Pajada da Modernidade

27 03 2011

Não sou, nunca fui e nem me atreveria pensar-me ou dizer-me ‘payador’ ou pajador – que é uma expressão mais compreensível e palatável lá pras bandas do sul, mas que é, a grosso modo, o versejador de improviso.
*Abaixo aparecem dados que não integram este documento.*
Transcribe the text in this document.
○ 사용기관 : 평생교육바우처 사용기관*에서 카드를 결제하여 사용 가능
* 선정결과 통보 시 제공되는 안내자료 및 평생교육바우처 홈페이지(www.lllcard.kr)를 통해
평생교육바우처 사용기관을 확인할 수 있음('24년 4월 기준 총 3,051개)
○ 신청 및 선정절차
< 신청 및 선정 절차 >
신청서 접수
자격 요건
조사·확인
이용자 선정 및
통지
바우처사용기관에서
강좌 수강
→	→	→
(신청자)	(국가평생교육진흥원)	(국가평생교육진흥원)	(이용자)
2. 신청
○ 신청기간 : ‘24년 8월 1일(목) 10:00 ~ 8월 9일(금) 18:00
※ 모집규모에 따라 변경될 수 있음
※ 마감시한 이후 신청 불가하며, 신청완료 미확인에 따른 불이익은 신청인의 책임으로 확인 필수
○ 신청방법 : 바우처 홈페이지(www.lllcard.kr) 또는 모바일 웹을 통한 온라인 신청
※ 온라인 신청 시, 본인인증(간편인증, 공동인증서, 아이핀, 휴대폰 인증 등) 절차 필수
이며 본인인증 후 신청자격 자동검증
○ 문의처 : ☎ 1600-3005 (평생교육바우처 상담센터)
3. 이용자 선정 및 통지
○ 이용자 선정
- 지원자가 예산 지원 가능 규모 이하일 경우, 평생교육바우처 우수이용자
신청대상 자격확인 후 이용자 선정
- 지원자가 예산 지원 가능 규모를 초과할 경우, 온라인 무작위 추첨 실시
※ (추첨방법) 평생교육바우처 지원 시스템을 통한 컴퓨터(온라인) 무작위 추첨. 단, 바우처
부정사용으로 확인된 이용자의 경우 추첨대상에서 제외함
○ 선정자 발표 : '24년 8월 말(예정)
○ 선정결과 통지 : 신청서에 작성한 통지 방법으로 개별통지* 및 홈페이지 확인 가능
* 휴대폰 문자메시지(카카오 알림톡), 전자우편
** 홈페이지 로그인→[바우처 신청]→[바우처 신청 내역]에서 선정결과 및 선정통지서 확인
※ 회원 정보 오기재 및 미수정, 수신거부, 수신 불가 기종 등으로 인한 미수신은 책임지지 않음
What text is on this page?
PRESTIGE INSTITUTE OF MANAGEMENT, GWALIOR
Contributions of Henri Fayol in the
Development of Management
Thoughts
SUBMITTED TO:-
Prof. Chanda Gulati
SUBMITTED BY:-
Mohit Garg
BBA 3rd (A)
Faço versos, que são minhas vozes dentro de mim, vozes que me transcendem e falam a outros o que é a vida que trago, terrunha ligação de onde vim.
Estes versos da ‘Payada da Modernidade’ são uma espécie de desabafo diante de tantas coisas que vamos vivenciando, que vamos tolerando e que servem apenas para roubar, um pouco a cada dia, nossa condição humana e nossa necessidade de acreditar nos sonhos e em nossa capacidade de transformá-los em realidade.
Espero que gostem!

Payada da modernidade
Alfredo Bessow

Eu pergunto aos senhores
de que valem arte e ciência
se os inventos dos doutores
não melhoram a existência?
Escuto tantas maravilhas
anúncios de vida centenária
e nas ruas vaga maltrapilha
a morte, parceira sanguinária

Mas de que adianta tudo isso
se hoje a vida perdeu valor,
pois o único compromisso
é o lucro do financiador?
Aqui grassam ancestrais epidemias,
tragédias, dores e calamidades
enquanto lá nas academias
se discute o além, a eternidade

Não me agrada o modismo
de santificar o dinheiro,
há tanto conformismo
que até fico triste, cabreiro
E os homens vivem assim
sem sonhos e nem ideais,
se arrastam rumo a um fim
reles seres, feito vegetais

Chuleio ao redor, desatino!
Nenhuma referência sobrou
inté os sonhos de menino
a ganância do lucro deturpou
Nos dias de hoje, tudo se negocia:
a fé, a honra e a lealdade
o ‘valor’ é reles ‘porcaria’
no culto à modernidade

Agora só vale o negócio
feito bodega de horrores
e um voraz e oculto sócio
manipulando os valores
Tudo se vende nesta ‘casa’:
fé, medalhas e lascas da cruz
quem tem vergonha ‘vaza’
pois fariseus nem poupam Jesus

Fico acabrunhado, entristecido,
faltam palavras pra expressar:
o mundo perdeu o sentido
e o homem quer se matar
Não vivo o hoje no passado,
mas o presente é duro de roer
fui em cerne falquejado
pra nunca me corromper

Por isso…
Minha tristeza o verso permeia
e se esvai a própria esperança
só o coração teimoso esperneia
diante de tanto caos e matança
Me despeço perguntando
do mesmo jeito que comecei
pra onde estão nos levando
os donos de tudo e da Lei?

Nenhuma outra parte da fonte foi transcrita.